1. What is a small business line of credit?

A business line of credit is just as it sounds: It is credit that the business owner can draw from as needed. The lender will set a maximum amount that the business owner can draw, but otherwise, you can pull funds as you need them. It’s a little bit like a credit card on a much larger scale; you can’t exceed your credit limit but otherwise, you’re good to go. And of course, you’ll have to pay interest on your balance.

2. How does a small business line of credit work?

They generally do not charge interest on the unused credit amount until the business owner uses those funds. Some business owners use these funds to run their business operations or as needed when a cash flow emergency arises. Business lines of credit are intended to be used for temporary, short-term business funding needs. A payroll shortage, buying extra seasonal inventory, vendor invoices, and purchasing new business or supplies are all reasons why a business owner might tap into their business line of credit.

As with any business financing decision, there are pros and cons. The pros include:

  1. immediate access to working capital
  2. only paying interest when funds are drawn
  3. access to immediate funds to help cover a broad variety of business needs.

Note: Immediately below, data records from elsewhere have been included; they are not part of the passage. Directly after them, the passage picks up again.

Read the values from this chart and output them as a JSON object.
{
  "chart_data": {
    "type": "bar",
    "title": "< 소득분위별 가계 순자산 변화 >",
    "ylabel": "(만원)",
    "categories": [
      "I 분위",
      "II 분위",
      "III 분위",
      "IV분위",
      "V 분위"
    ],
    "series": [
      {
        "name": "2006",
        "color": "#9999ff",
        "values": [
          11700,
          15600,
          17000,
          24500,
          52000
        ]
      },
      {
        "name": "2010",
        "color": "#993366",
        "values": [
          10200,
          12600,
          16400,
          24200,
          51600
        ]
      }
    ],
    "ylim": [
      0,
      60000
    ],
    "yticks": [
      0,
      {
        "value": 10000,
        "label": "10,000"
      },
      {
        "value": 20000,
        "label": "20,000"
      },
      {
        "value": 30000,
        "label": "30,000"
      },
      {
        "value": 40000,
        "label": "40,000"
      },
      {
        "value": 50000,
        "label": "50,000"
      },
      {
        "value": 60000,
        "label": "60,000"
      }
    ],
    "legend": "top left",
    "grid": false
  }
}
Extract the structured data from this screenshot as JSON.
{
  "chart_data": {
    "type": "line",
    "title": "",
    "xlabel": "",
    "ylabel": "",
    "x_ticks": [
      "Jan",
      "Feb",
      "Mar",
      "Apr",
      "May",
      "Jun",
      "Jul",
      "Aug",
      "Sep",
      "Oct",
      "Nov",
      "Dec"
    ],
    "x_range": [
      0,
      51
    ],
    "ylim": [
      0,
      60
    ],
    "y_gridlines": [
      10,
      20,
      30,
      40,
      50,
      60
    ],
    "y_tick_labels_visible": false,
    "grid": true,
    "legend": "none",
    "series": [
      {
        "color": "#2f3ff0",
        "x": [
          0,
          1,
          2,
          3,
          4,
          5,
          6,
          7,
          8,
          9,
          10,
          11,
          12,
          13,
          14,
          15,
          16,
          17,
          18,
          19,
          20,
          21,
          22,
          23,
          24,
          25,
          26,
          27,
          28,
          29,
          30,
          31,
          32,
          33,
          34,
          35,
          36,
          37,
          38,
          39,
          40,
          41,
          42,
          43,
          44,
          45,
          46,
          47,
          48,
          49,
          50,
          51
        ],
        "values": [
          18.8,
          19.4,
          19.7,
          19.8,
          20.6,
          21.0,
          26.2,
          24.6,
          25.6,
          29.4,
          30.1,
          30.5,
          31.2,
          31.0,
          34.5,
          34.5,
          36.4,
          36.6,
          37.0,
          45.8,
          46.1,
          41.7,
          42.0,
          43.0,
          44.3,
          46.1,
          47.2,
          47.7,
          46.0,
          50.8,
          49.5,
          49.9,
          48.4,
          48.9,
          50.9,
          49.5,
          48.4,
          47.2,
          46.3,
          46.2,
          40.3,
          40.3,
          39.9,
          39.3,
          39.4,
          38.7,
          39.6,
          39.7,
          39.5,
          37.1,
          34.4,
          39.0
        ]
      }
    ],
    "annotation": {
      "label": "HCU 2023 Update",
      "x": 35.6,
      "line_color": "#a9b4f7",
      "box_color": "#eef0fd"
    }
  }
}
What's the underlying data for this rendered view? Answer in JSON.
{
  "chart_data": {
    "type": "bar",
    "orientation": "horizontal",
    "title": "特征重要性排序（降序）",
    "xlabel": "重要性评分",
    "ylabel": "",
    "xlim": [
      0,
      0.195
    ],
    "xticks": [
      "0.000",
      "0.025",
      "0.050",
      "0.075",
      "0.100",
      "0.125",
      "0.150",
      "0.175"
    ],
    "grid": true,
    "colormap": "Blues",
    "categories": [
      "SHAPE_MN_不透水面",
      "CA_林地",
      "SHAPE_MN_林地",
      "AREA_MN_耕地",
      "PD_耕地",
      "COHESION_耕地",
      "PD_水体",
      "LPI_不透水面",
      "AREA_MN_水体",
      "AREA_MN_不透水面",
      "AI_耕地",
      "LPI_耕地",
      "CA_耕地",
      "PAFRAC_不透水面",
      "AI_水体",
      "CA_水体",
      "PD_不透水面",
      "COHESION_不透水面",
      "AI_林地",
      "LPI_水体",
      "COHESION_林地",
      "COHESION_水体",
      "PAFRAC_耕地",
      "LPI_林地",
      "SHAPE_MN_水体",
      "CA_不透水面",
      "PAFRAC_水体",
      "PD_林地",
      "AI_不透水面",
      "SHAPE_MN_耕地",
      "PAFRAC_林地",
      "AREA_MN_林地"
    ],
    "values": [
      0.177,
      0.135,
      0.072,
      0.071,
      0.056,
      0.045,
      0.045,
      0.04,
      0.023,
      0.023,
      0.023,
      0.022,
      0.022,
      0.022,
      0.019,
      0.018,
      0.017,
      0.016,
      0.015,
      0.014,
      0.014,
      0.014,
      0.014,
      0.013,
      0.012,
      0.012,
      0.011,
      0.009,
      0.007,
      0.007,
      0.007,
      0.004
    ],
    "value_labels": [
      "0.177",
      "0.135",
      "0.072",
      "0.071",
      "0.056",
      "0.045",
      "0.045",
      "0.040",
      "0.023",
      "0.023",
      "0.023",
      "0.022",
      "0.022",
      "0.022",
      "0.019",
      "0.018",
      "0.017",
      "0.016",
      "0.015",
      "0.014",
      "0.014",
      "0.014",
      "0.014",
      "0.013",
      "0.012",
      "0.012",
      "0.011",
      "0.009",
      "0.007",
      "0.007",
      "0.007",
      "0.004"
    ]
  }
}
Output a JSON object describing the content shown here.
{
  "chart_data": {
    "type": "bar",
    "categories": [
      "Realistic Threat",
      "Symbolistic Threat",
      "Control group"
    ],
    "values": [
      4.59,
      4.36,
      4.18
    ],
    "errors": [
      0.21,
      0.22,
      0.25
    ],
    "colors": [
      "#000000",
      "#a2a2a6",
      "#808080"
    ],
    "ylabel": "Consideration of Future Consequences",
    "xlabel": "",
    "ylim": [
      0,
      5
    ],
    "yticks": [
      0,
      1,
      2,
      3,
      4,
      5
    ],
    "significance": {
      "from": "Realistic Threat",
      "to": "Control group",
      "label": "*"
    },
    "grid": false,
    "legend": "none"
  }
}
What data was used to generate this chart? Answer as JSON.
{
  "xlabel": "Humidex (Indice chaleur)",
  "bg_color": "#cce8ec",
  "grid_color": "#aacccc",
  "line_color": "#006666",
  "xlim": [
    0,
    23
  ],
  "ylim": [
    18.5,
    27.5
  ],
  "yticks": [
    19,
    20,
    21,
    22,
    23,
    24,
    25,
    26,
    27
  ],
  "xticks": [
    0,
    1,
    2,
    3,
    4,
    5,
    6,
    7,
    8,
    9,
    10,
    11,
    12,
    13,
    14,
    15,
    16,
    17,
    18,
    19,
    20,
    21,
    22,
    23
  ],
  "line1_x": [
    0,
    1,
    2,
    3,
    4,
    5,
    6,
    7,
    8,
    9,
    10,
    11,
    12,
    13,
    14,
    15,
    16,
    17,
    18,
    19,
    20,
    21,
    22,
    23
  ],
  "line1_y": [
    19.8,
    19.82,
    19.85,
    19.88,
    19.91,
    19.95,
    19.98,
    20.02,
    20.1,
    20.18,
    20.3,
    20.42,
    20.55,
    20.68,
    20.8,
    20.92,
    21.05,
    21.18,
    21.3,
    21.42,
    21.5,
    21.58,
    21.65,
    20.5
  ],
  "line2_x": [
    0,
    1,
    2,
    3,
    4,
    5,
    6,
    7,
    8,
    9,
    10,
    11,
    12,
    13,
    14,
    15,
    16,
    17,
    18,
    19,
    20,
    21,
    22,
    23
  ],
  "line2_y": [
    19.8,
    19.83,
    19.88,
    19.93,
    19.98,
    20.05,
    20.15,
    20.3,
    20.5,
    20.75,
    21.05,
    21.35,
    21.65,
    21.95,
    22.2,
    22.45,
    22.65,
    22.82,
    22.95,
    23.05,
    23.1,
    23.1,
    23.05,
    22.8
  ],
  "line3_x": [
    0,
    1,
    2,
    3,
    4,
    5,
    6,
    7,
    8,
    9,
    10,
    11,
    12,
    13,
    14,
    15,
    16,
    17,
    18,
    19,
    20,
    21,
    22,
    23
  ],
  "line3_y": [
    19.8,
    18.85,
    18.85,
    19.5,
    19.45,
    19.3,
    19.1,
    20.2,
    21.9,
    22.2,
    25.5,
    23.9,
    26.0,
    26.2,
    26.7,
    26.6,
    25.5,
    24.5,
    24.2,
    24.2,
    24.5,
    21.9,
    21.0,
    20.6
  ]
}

The cons of could include:

  1. potentially high-interest rates
  2. occasional need for up-front collateral
  3. business owners may be asked to update records and lender documents regarding the line of credit

As a savvy business owner, it’s important to weigh the pros and cons to decide if a business line of credit is a viable funding option for your small business. If you do decide to pursue a business line of credit, you should make sure that the lender adheres to the tenets of The Small Business Borrower’s Bill of Rights.

For other lending and financing options available to your small business, visit our resource Funding Options to Start and Grow Your Small Business.

3. How do you get a small business line of credit?

It is a kind of loan, so the process for securing a business line of credit is similar to that of applying for any other business loan. You’ll need to prepare documents and an application; you’ll probably need to provide a business plan to reassure the bank that you have a strategy for coming up with the cash you’ll need to pay them. For more on general small business loan prep, including the documents and materials you’ll need, visit our resource Get Your First Small Business Loan.

The strength of your application will determine how large a line of credit you can get and what your interest rate will be. As with any major financial decision, you should shop around and see what kind of deal you can get at various banks and lending institutions. Don’t forget to check with your local banks; they may be more willing to work with small businesses than national or international institutions.

Draw When You Need It

A business line of credit is a particularly flexible tool to keep in your back pocket. You don’t necessarily want to depend on it as a regular source of cash given the interest you’ll have to pay, but it can be a lifesaver if you have a cash shortage. In some cases, a business line of credit may be a helpful financing tool, but you should meet with your financial advisor to determine whether that’s the best option for your business needs.